TV coverage of sport out here on the local channels is not very foreigner-friendly. Well, it's probably not very local-friendly either. It's just not very good, in fact.
The scheduling is incredibly rigid. For example, if you're trying to enjoy a semi-final match in the US Open Tennis, you can guarantee that the programme will change to a crappy motorsport magazine show just as the third set tie-break starts.
The scheduling is incredibly nationalistic. Major European football games are always likely to get bumped if there's a provincial ping-pong or volleyball tournament going on somewhere.
The scheduling is incredibly arbitrary and inconsistent. Just because the English Premier Football League is now acknowledged as the strongest in the world, and just because its games have been shown live on Saturday nights for the last few years here..... doesn't mean that we won't suddenly subscribe to the lumpen German Bundesliga instead. Just because we showed an English game at 1am last Monday doesn't mean that we won't go for some f***ing Italian Serie B match this week. Just because we showed all the Champions League quarter-finals live, doesn't mean that we will show the semi-finals or the final live. You never know. And I really don't think being able to read the TV schedules would be any help (although, obviously I can't).
When you can find an event you want to watch, the presentation is often hugely irritating - especially for football games. They frequently omit to display the current score (or the match clock) from live games (or obscure it with their channel ident). However, they will almost invariably display the final score during recorded highlights - which rather spoils the fun! Coverage always finishes the second the final whistle is blown: there are NO HIGHLIGHTS shown at the end of matches (and very limited replays during matches). Thus, it is often possible to sit through a game and not know the result (because you missed the start, dozed off for 10 minutes, went to loo when there was a big crowd roar about something...).
Roundups of action are edited together on obscure principles. I don't think I have ever seen all the goals from one match shown in the order in which they occurred. Often there are extended montages of goals, featuring random recent examples mixed in with others from months or years back. Grrrrr.

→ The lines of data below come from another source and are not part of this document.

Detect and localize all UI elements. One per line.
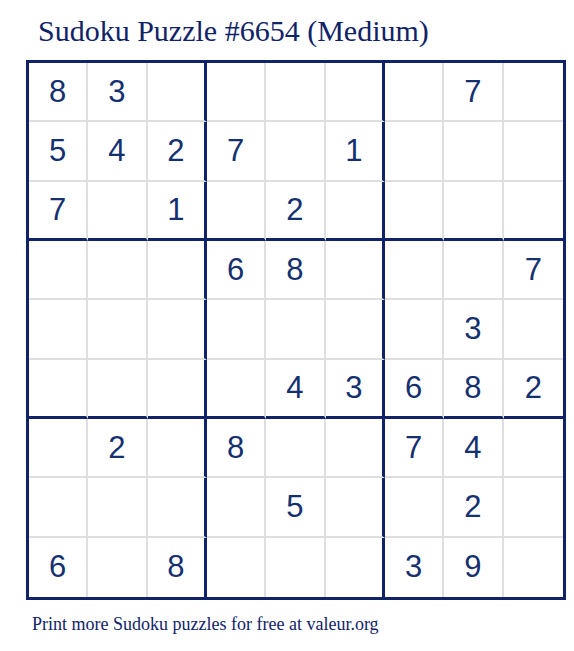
sudoku-cell[interactable] [326, 478, 385, 537]
sudoku-cell: 8 [207, 419, 266, 478]
sudoku-cell[interactable] [148, 63, 207, 122]
sudoku-cell: 5 [266, 478, 325, 537]
sudoku-cell[interactable] [29, 241, 88, 300]
sudoku-cell[interactable] [148, 419, 207, 478]
sudoku-cell[interactable] [504, 182, 563, 241]
sudoku-cell: 8 [444, 360, 503, 419]
sudoku-cell[interactable] [504, 63, 563, 122]
sudoku-cell: 6 [207, 241, 266, 300]
sudoku-cell: 9 [444, 538, 503, 597]
sudoku-cell[interactable] [207, 478, 266, 537]
sudoku-cell: 6 [29, 538, 88, 597]
sudoku-cell[interactable] [504, 538, 563, 597]
sudoku-cell[interactable] [207, 182, 266, 241]
sudoku-cell: 1 [326, 122, 385, 181]
sudoku-cell[interactable] [29, 419, 88, 478]
sudoku-cell[interactable] [266, 122, 325, 181]
sudoku-cell[interactable] [444, 122, 503, 181]
sudoku-cell[interactable] [326, 182, 385, 241]
page-title: Sudoku Puzzle #6654 (Medium) [38, 14, 429, 48]
sudoku-cell: 2 [266, 182, 325, 241]
sudoku-cell[interactable] [29, 300, 88, 359]
sudoku-cell[interactable] [266, 300, 325, 359]
sudoku-cell[interactable] [266, 419, 325, 478]
sudoku-cell: 7 [504, 241, 563, 300]
sudoku-cell: 3 [385, 538, 444, 597]
sudoku-cell: 4 [88, 122, 147, 181]
sudoku-cell: 4 [444, 419, 503, 478]
sudoku-cell[interactable] [504, 300, 563, 359]
sudoku-cell[interactable] [148, 241, 207, 300]
footer-text: Print more Sudoku puzzles for free at va… [32, 613, 379, 635]
sudoku-cell: 8 [29, 63, 88, 122]
sudoku-cell[interactable] [326, 419, 385, 478]
sudoku-cell[interactable] [326, 241, 385, 300]
sudoku-cell[interactable] [88, 478, 147, 537]
sudoku-cell[interactable] [385, 182, 444, 241]
sudoku-page: Sudoku Puzzle #6654 (Medium) 83754271712… [0, 0, 574, 651]
sudoku-cell[interactable] [504, 122, 563, 181]
sudoku-cell[interactable] [385, 300, 444, 359]
sudoku-cell: 5 [29, 122, 88, 181]
sudoku-cell: 6 [385, 360, 444, 419]
sudoku-cell[interactable] [148, 300, 207, 359]
sudoku-cell: 8 [148, 538, 207, 597]
sudoku-cell: 2 [444, 478, 503, 537]
sudoku-cell: 1 [148, 182, 207, 241]
sudoku-cell: 7 [207, 122, 266, 181]
sudoku-cell[interactable] [29, 478, 88, 537]
sudoku-cell[interactable] [504, 478, 563, 537]
sudoku-cell[interactable] [385, 478, 444, 537]
sudoku-cell: 7 [29, 182, 88, 241]
sudoku-cell[interactable] [148, 478, 207, 537]
sudoku-cell: 3 [326, 360, 385, 419]
sudoku-cell[interactable] [444, 182, 503, 241]
sudoku-cell[interactable] [207, 360, 266, 419]
sudoku-cell[interactable] [385, 63, 444, 122]
sudoku-cell[interactable] [88, 241, 147, 300]
sudoku-cell: 8 [266, 241, 325, 300]
sudoku-cell[interactable] [88, 182, 147, 241]
sudoku-cell[interactable] [385, 122, 444, 181]
sudoku-cell[interactable] [326, 538, 385, 597]
sudoku-cell[interactable] [207, 300, 266, 359]
sudoku-cell: 2 [504, 360, 563, 419]
sudoku-cell[interactable] [88, 360, 147, 419]
sudoku-cell: 3 [88, 63, 147, 122]
sudoku-cell[interactable] [207, 538, 266, 597]
sudoku-cell[interactable] [326, 300, 385, 359]
sudoku-cell[interactable] [326, 63, 385, 122]
sudoku-cell[interactable] [444, 241, 503, 300]
sudoku-cell[interactable] [504, 419, 563, 478]
sudoku-cell: 7 [385, 419, 444, 478]
sudoku-cell[interactable] [148, 360, 207, 419]
sudoku-cell[interactable] [29, 360, 88, 419]
sudoku-cell[interactable] [385, 241, 444, 300]
sudoku-cell: 3 [444, 300, 503, 359]
sudoku-cell: 4 [266, 360, 325, 419]
sudoku-cell[interactable] [266, 63, 325, 122]
sudoku-cell[interactable] [207, 63, 266, 122]
sudoku-cell[interactable] [88, 538, 147, 597]
sudoku-cell: 2 [148, 122, 207, 181]
sudoku-cell[interactable] [266, 538, 325, 597]
sudoku-grid: 837542717126873436822874526839 [26, 60, 566, 600]
sudoku-cell: 2 [88, 419, 147, 478]
sudoku-cell: 7 [444, 63, 503, 122]
sudoku-cell[interactable] [88, 300, 147, 359]
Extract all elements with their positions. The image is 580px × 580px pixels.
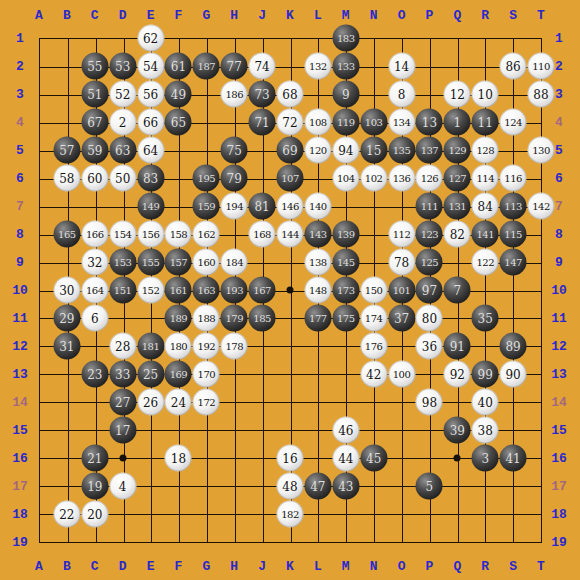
stone-white-188-G11[interactable]: 188	[193, 305, 220, 332]
stone-white-40-R14[interactable]: 40	[472, 389, 499, 416]
stone-number: 164	[86, 286, 104, 296]
stone-white-136-O6[interactable]: 136	[388, 165, 415, 192]
stone-black-149-E7[interactable]: 149	[137, 193, 164, 220]
stone-white-52-D3[interactable]: 52	[109, 81, 136, 108]
stone-black-83-E6[interactable]: 83	[137, 165, 164, 192]
stone-white-94-M5[interactable]: 94	[332, 137, 359, 164]
col-label-top-P: P	[426, 8, 434, 23]
stone-black-15-N5[interactable]: 15	[360, 137, 387, 164]
stone-black-195-G6[interactable]: 195	[193, 165, 220, 192]
stone-number: 146	[281, 202, 299, 212]
stone-number: 90	[505, 369, 520, 381]
grid-cell	[263, 374, 291, 402]
stone-number: 170	[198, 370, 216, 380]
stone-number: 10	[478, 89, 493, 101]
stone-black-45-N16[interactable]: 45	[360, 445, 387, 472]
stone-white-4-D17[interactable]: 4	[109, 473, 136, 500]
row-label-left-13: 13	[12, 367, 28, 382]
stone-black-127-Q6[interactable]: 127	[444, 165, 471, 192]
stone-white-170-G13[interactable]: 170	[193, 361, 220, 388]
stone-number: 163	[198, 286, 216, 296]
col-label-bottom-H: H	[230, 559, 238, 574]
stone-white-60-C6[interactable]: 60	[81, 165, 108, 192]
stone-white-80-P11[interactable]: 80	[416, 305, 443, 332]
stone-white-146-K7[interactable]: 146	[277, 193, 304, 220]
stone-number: 148	[309, 286, 327, 296]
stone-black-173-M10[interactable]: 173	[332, 277, 359, 304]
stone-black-125-P9[interactable]: 125	[416, 249, 443, 276]
stone-white-56-E3[interactable]: 56	[137, 81, 164, 108]
grid-cell	[318, 374, 346, 402]
stone-number: 92	[450, 369, 465, 381]
stone-white-104-M6[interactable]: 104	[332, 165, 359, 192]
hoshi-point-K10	[287, 287, 294, 294]
stone-black-107-K6[interactable]: 107	[277, 165, 304, 192]
stone-number: 27	[115, 397, 130, 409]
stone-number: 187	[198, 62, 216, 72]
stone-number: 37	[394, 313, 409, 325]
stone-number: 165	[58, 230, 76, 240]
stone-white-172-G14[interactable]: 172	[193, 389, 220, 416]
stone-number: 141	[476, 230, 494, 240]
stone-number: 195	[198, 174, 216, 184]
stone-number: 99	[478, 369, 493, 381]
stone-black-183-M1[interactable]: 183	[332, 25, 359, 52]
stone-white-130-T5[interactable]: 130	[528, 137, 555, 164]
stone-black-175-M11[interactable]: 175	[332, 305, 359, 332]
stone-white-194-H7[interactable]: 194	[221, 193, 248, 220]
stone-number: 142	[532, 202, 550, 212]
stone-number: 160	[198, 258, 216, 268]
stone-black-47-L17[interactable]: 47	[304, 473, 331, 500]
stone-white-150-N10[interactable]: 150	[360, 277, 387, 304]
stone-black-147-S9[interactable]: 147	[500, 249, 527, 276]
grid-cell	[458, 39, 486, 67]
stone-number: 122	[476, 258, 494, 268]
stone-white-144-K8[interactable]: 144	[277, 221, 304, 248]
stone-white-54-E2[interactable]: 54	[137, 53, 164, 80]
stone-number: 44	[338, 453, 353, 465]
stone-number: 22	[59, 509, 74, 521]
stone-number: 192	[198, 342, 216, 352]
stone-number: 6	[91, 313, 99, 325]
stone-white-20-C18[interactable]: 20	[81, 501, 108, 528]
stone-white-100-O13[interactable]: 100	[388, 361, 415, 388]
stone-black-119-M4[interactable]: 119	[332, 109, 359, 136]
stone-white-192-G12[interactable]: 192	[193, 333, 220, 360]
stone-number: 45	[366, 453, 381, 465]
col-label-top-D: D	[119, 8, 127, 23]
stone-white-68-K3[interactable]: 68	[277, 81, 304, 108]
stone-white-18-F16[interactable]: 18	[165, 445, 192, 472]
stone-white-152-E10[interactable]: 152	[137, 277, 164, 304]
grid-cell	[513, 486, 541, 514]
stone-white-42-N13[interactable]: 42	[360, 361, 387, 388]
stone-white-184-H9[interactable]: 184	[221, 249, 248, 276]
stone-white-78-O9[interactable]: 78	[388, 249, 415, 276]
stone-number: 13	[422, 117, 437, 129]
stone-black-179-H11[interactable]: 179	[221, 305, 248, 332]
stone-number: 128	[476, 146, 494, 156]
stone-number: 74	[254, 61, 269, 73]
stone-number: 38	[478, 425, 493, 437]
stone-white-142-T7[interactable]: 142	[528, 193, 555, 220]
stone-white-108-L4[interactable]: 108	[304, 109, 331, 136]
stone-number: 3	[481, 453, 489, 465]
stone-black-1-Q4[interactable]: 1	[444, 109, 471, 136]
stone-number: 51	[87, 89, 102, 101]
stone-number: 11	[478, 117, 493, 129]
stone-number: 113	[504, 202, 522, 212]
stone-number: 49	[171, 89, 186, 101]
stone-white-174-N11[interactable]: 174	[360, 305, 387, 332]
row-label-right-5: 5	[555, 143, 563, 158]
stone-black-9-M3[interactable]: 9	[332, 81, 359, 108]
stone-black-73-J3[interactable]: 73	[249, 81, 276, 108]
stone-white-176-N12[interactable]: 176	[360, 333, 387, 360]
stone-black-37-O11[interactable]: 37	[388, 305, 415, 332]
stone-black-155-E9[interactable]: 155	[137, 249, 164, 276]
stone-black-35-R11[interactable]: 35	[472, 305, 499, 332]
grid-cell	[207, 486, 235, 514]
stone-black-111-P7[interactable]: 111	[416, 193, 443, 220]
stone-white-72-K4[interactable]: 72	[277, 109, 304, 136]
stone-number: 114	[476, 174, 494, 184]
stone-black-71-J4[interactable]: 71	[249, 109, 276, 136]
row-label-left-9: 9	[16, 255, 24, 270]
stone-white-156-E8[interactable]: 156	[137, 221, 164, 248]
stone-white-64-E5[interactable]: 64	[137, 137, 164, 164]
stone-number: 5	[426, 481, 434, 493]
stone-black-133-M2[interactable]: 133	[332, 53, 359, 80]
stone-white-164-C10[interactable]: 164	[81, 277, 108, 304]
stone-white-50-D6[interactable]: 50	[109, 165, 136, 192]
stone-white-116-S6[interactable]: 116	[500, 165, 527, 192]
col-label-bottom-M: M	[342, 559, 350, 574]
stone-white-62-E1[interactable]: 62	[137, 25, 164, 52]
stone-number: 36	[422, 341, 437, 353]
stone-white-160-G9[interactable]: 160	[193, 249, 220, 276]
stone-black-75-H5[interactable]: 75	[221, 137, 248, 164]
stone-black-49-F3[interactable]: 49	[165, 81, 192, 108]
stone-white-148-L10[interactable]: 148	[304, 277, 331, 304]
stone-black-99-R13[interactable]: 99	[472, 361, 499, 388]
stone-number: 14	[394, 61, 409, 73]
stone-number: 184	[225, 258, 243, 268]
stone-white-12-Q3[interactable]: 12	[444, 81, 471, 108]
grid-cell	[40, 95, 68, 123]
row-label-left-19: 19	[12, 535, 28, 550]
stone-black-153-D9[interactable]: 153	[109, 249, 136, 276]
stone-black-67-C4[interactable]: 67	[81, 109, 108, 136]
col-label-bottom-R: R	[481, 559, 489, 574]
stone-number: 7	[454, 285, 462, 297]
stone-white-46-M15[interactable]: 46	[332, 417, 359, 444]
stone-number: 132	[309, 62, 327, 72]
stone-white-162-G8[interactable]: 162	[193, 221, 220, 248]
stone-black-53-D2[interactable]: 53	[109, 53, 136, 80]
grid-cell	[430, 514, 458, 542]
stone-white-24-F14[interactable]: 24	[165, 389, 192, 416]
stone-black-43-M17[interactable]: 43	[332, 473, 359, 500]
stone-black-7-Q10[interactable]: 7	[444, 277, 471, 304]
stone-number: 152	[142, 286, 160, 296]
stone-black-165-B8[interactable]: 165	[53, 221, 80, 248]
stone-black-55-C2[interactable]: 55	[81, 53, 108, 80]
stone-black-159-G7[interactable]: 159	[193, 193, 220, 220]
row-label-right-7: 7	[555, 199, 563, 214]
stone-number: 150	[365, 286, 383, 296]
stone-white-28-D12[interactable]: 28	[109, 333, 136, 360]
stone-black-103-N4[interactable]: 103	[360, 109, 387, 136]
stone-white-92-Q13[interactable]: 92	[444, 361, 471, 388]
col-label-top-T: T	[537, 8, 545, 23]
col-label-bottom-P: P	[426, 559, 434, 574]
stone-white-36-P12[interactable]: 36	[416, 333, 443, 360]
stone-number: 134	[393, 118, 411, 128]
stone-white-102-N6[interactable]: 102	[360, 165, 387, 192]
stone-black-81-J7[interactable]: 81	[249, 193, 276, 220]
stone-black-161-F10[interactable]: 161	[165, 277, 192, 304]
stone-black-185-J11[interactable]: 185	[249, 305, 276, 332]
stone-black-139-M8[interactable]: 139	[332, 221, 359, 248]
stone-black-17-D15[interactable]: 17	[109, 417, 136, 444]
stone-white-90-S13[interactable]: 90	[500, 361, 527, 388]
stone-number: 116	[504, 174, 522, 184]
stone-black-141-R8[interactable]: 141	[472, 221, 499, 248]
stone-black-13-P4[interactable]: 13	[416, 109, 443, 136]
stone-black-79-H6[interactable]: 79	[221, 165, 248, 192]
stone-number: 60	[87, 173, 102, 185]
grid-cell	[374, 402, 402, 430]
stone-white-32-C9[interactable]: 32	[81, 249, 108, 276]
stone-white-120-L5[interactable]: 120	[304, 137, 331, 164]
stone-black-33-D13[interactable]: 33	[109, 361, 136, 388]
stone-white-178-H12[interactable]: 178	[221, 333, 248, 360]
stone-number: 17	[115, 425, 130, 437]
stone-number: 19	[87, 481, 102, 493]
stone-white-140-L7[interactable]: 140	[304, 193, 331, 220]
stone-number: 33	[115, 369, 130, 381]
stone-white-128-R5[interactable]: 128	[472, 137, 499, 164]
stone-white-158-F8[interactable]: 158	[165, 221, 192, 248]
row-label-right-9: 9	[555, 255, 563, 270]
row-label-right-13: 13	[551, 367, 567, 382]
stone-number: 175	[337, 314, 355, 324]
col-label-bottom-B: B	[63, 559, 71, 574]
stone-black-11-R4[interactable]: 11	[472, 109, 499, 136]
stone-black-5-P17[interactable]: 5	[416, 473, 443, 500]
stone-number: 112	[393, 230, 411, 240]
stone-number: 86	[505, 61, 520, 73]
stone-black-29-B11[interactable]: 29	[53, 305, 80, 332]
stone-white-132-L2[interactable]: 132	[304, 53, 331, 80]
col-label-bottom-A: A	[35, 559, 43, 574]
stone-black-163-G10[interactable]: 163	[193, 277, 220, 304]
row-label-right-3: 3	[555, 87, 563, 102]
stone-white-186-H3[interactable]: 186	[221, 81, 248, 108]
stone-white-74-J2[interactable]: 74	[249, 53, 276, 80]
stone-black-23-C13[interactable]: 23	[81, 361, 108, 388]
stone-white-58-B6[interactable]: 58	[53, 165, 80, 192]
stone-black-25-E13[interactable]: 25	[137, 361, 164, 388]
stone-black-57-B5[interactable]: 57	[53, 137, 80, 164]
stone-number: 42	[366, 369, 381, 381]
stone-black-39-Q15[interactable]: 39	[444, 417, 471, 444]
stone-white-16-K16[interactable]: 16	[277, 445, 304, 472]
stone-black-135-O5[interactable]: 135	[388, 137, 415, 164]
stone-black-31-B12[interactable]: 31	[53, 333, 80, 360]
stone-black-167-J10[interactable]: 167	[249, 277, 276, 304]
stone-black-151-D10[interactable]: 151	[109, 277, 136, 304]
stone-white-82-Q8[interactable]: 82	[444, 221, 471, 248]
stone-white-138-L9[interactable]: 138	[304, 249, 331, 276]
stone-number: 62	[143, 33, 158, 45]
row-label-right-10: 10	[551, 283, 567, 298]
stone-number: 66	[143, 117, 158, 129]
grid-cell	[458, 486, 486, 514]
stone-number: 8	[398, 89, 406, 101]
grid-cell	[430, 39, 458, 67]
stone-black-65-F4[interactable]: 65	[165, 109, 192, 136]
stone-number: 111	[421, 202, 439, 212]
stone-black-101-O10[interactable]: 101	[388, 277, 415, 304]
stone-white-84-R7[interactable]: 84	[472, 193, 499, 220]
stone-number: 131	[449, 202, 467, 212]
stone-white-2-D4[interactable]: 2	[109, 109, 136, 136]
stone-number: 126	[421, 174, 439, 184]
stone-black-89-S12[interactable]: 89	[500, 333, 527, 360]
stone-white-8-O3[interactable]: 8	[388, 81, 415, 108]
stone-number: 158	[170, 230, 188, 240]
stone-black-189-F11[interactable]: 189	[165, 305, 192, 332]
stone-white-114-R6[interactable]: 114	[472, 165, 499, 192]
stone-white-98-P14[interactable]: 98	[416, 389, 443, 416]
grid-cell	[235, 486, 263, 514]
stone-white-86-S2[interactable]: 86	[500, 53, 527, 80]
stone-white-88-T3[interactable]: 88	[528, 81, 555, 108]
stone-number: 162	[198, 230, 216, 240]
row-label-right-16: 16	[551, 451, 567, 466]
stone-white-14-O2[interactable]: 14	[388, 53, 415, 80]
stone-black-157-F9[interactable]: 157	[165, 249, 192, 276]
row-label-left-2: 2	[16, 59, 24, 74]
stone-black-41-S16[interactable]: 41	[500, 445, 527, 472]
row-label-left-6: 6	[16, 171, 24, 186]
grid-cell	[207, 458, 235, 486]
col-label-bottom-K: K	[286, 559, 294, 574]
stone-black-169-F13[interactable]: 169	[165, 361, 192, 388]
stone-number: 194	[225, 202, 243, 212]
stone-black-63-D5[interactable]: 63	[109, 137, 136, 164]
stone-black-91-Q12[interactable]: 91	[444, 333, 471, 360]
grid-cell	[124, 514, 152, 542]
stone-white-124-S4[interactable]: 124	[500, 109, 527, 136]
stone-white-168-J8[interactable]: 168	[249, 221, 276, 248]
stone-black-177-L11[interactable]: 177	[304, 305, 331, 332]
col-label-top-B: B	[63, 8, 71, 23]
stone-white-6-C11[interactable]: 6	[81, 305, 108, 332]
stone-number: 130	[532, 146, 550, 156]
stone-black-145-M9[interactable]: 145	[332, 249, 359, 276]
stone-black-181-E12[interactable]: 181	[137, 333, 164, 360]
row-label-right-18: 18	[551, 507, 567, 522]
stone-white-134-O4[interactable]: 134	[388, 109, 415, 136]
row-label-left-8: 8	[16, 227, 24, 242]
stone-white-180-F12[interactable]: 180	[165, 333, 192, 360]
stone-number: 55	[87, 61, 102, 73]
stone-black-129-Q5[interactable]: 129	[444, 137, 471, 164]
stone-white-126-P6[interactable]: 126	[416, 165, 443, 192]
stone-white-10-R3[interactable]: 10	[472, 81, 499, 108]
stone-number: 59	[87, 145, 102, 157]
stone-white-110-T2[interactable]: 110	[528, 53, 555, 80]
stone-number: 136	[393, 174, 411, 184]
stone-white-122-R9[interactable]: 122	[472, 249, 499, 276]
stone-number: 169	[170, 370, 188, 380]
stone-black-131-Q7[interactable]: 131	[444, 193, 471, 220]
stone-white-182-K18[interactable]: 182	[277, 501, 304, 528]
stone-black-59-C5[interactable]: 59	[81, 137, 108, 164]
stone-black-77-H2[interactable]: 77	[221, 53, 248, 80]
stone-white-112-O8[interactable]: 112	[388, 221, 415, 248]
stone-black-51-C3[interactable]: 51	[81, 81, 108, 108]
stone-black-69-K5[interactable]: 69	[277, 137, 304, 164]
stone-black-187-G2[interactable]: 187	[193, 53, 220, 80]
stone-black-115-S8[interactable]: 115	[500, 221, 527, 248]
stone-white-38-R15[interactable]: 38	[472, 417, 499, 444]
stone-white-154-D8[interactable]: 154	[109, 221, 136, 248]
grid-cell	[458, 514, 486, 542]
stone-white-44-M16[interactable]: 44	[332, 445, 359, 472]
stone-number: 120	[309, 146, 327, 156]
stone-number: 154	[114, 230, 132, 240]
stone-white-26-E14[interactable]: 26	[137, 389, 164, 416]
stone-black-21-C16[interactable]: 21	[81, 445, 108, 472]
stone-black-97-P10[interactable]: 97	[416, 277, 443, 304]
stone-black-123-P8[interactable]: 123	[416, 221, 443, 248]
stone-black-137-P5[interactable]: 137	[416, 137, 443, 164]
stone-number: 167	[253, 286, 271, 296]
stone-black-113-S7[interactable]: 113	[500, 193, 527, 220]
col-label-top-A: A	[35, 8, 43, 23]
stone-black-193-H10[interactable]: 193	[221, 277, 248, 304]
stone-number: 159	[198, 202, 216, 212]
stone-white-22-B18[interactable]: 22	[53, 501, 80, 528]
stone-black-143-L8[interactable]: 143	[304, 221, 331, 248]
stone-number: 135	[393, 146, 411, 156]
stone-black-3-R16[interactable]: 3	[472, 445, 499, 472]
stone-number: 1	[454, 117, 462, 129]
stone-white-30-B10[interactable]: 30	[53, 277, 80, 304]
stone-white-66-E4[interactable]: 66	[137, 109, 164, 136]
row-label-left-5: 5	[16, 143, 24, 158]
stone-black-61-F2[interactable]: 61	[165, 53, 192, 80]
stone-black-19-C17[interactable]: 19	[81, 473, 108, 500]
stone-white-166-C8[interactable]: 166	[81, 221, 108, 248]
stone-number: 188	[198, 314, 216, 324]
stone-number: 23	[87, 369, 102, 381]
col-label-bottom-E: E	[147, 559, 155, 574]
stone-white-48-K17[interactable]: 48	[277, 473, 304, 500]
go-board-viewer: AABBCCDDEEFFGGHHJJKKLLMMNNOOPPQQRRSSTT11…	[0, 0, 580, 580]
stone-number: 139	[337, 230, 355, 240]
col-label-bottom-O: O	[398, 559, 406, 574]
stone-number: 2	[119, 117, 127, 129]
stone-black-27-D14[interactable]: 27	[109, 389, 136, 416]
row-label-right-12: 12	[551, 339, 567, 354]
row-label-right-17: 17	[551, 479, 567, 494]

And then there's the commentary. Usually they're taking the pictures off a TV station with an English-language commentary track, but they remove that, of course (or, even more annoyingly, reduce the the volume to a level where it is just audible but no longer comprehensible). At least with something like American Football, the local commentators have some small residual functionality: because nobody else plays the game, the local language doesn't have any of its own terms for the technical vocabulary, so every few seconds you get a key word you can actually understand - "rhubarbrhubarbrhubarbquarterbackrhubarbrhubarbshotgunrhubarbrhubarbrhubarbrhubarbrunningbackrhubarbrhubarbfumblerhubarbrhubarbrhubarbturnoverrhubarbrhubarb."
No such luck with football, tennis, golf. You just get a continuous barrage of frantic gibberish (it's a tonal language: so, to Western ears, people sound terribly agitated pretty much the whole time!). In fact, what you mostly get is laughter. Giggling, chortling, guffawing. Hoots of wild derision. Schadenfreude is a national pastime here (I once had a 'mature' student - hoping to go overseas to do a Master's in Public Administration - who told me his favourite thing was, "Watching people fall down in the street. And then laughing at them." "Thank you for being so honest," I said, "but please do not mention this when interviewed by the University. In fact, please do not ever mention this again to any foreigner you meet."). If a player misses a 4' putt, overhits a lob, or misdirects a pass to an opponent - the local commentators will positively wet their pants jeering at him for a good 30 seconds. It's quite fun when you first get here; but it gets old really quickly; in fact, I find, it gets somewhat depressing.
So..... you turn the sound down, and hope you can recognise the players, keep track of the score.
Or.... you steel yourself to endure a raucous and expensive evening watching an 'illegal' Filipino satellite-feed (apparently the only way to get the best sporting events with English commentaries) in one of the expat sports bars. Sigh.
Or.... you steel yourself to endure a raucous and expensive evening watching an 'illegal' Filipino satellite-feed (apparently the only way to get the best sporting events with English commentaries) in one of the expat sports bars. Sigh.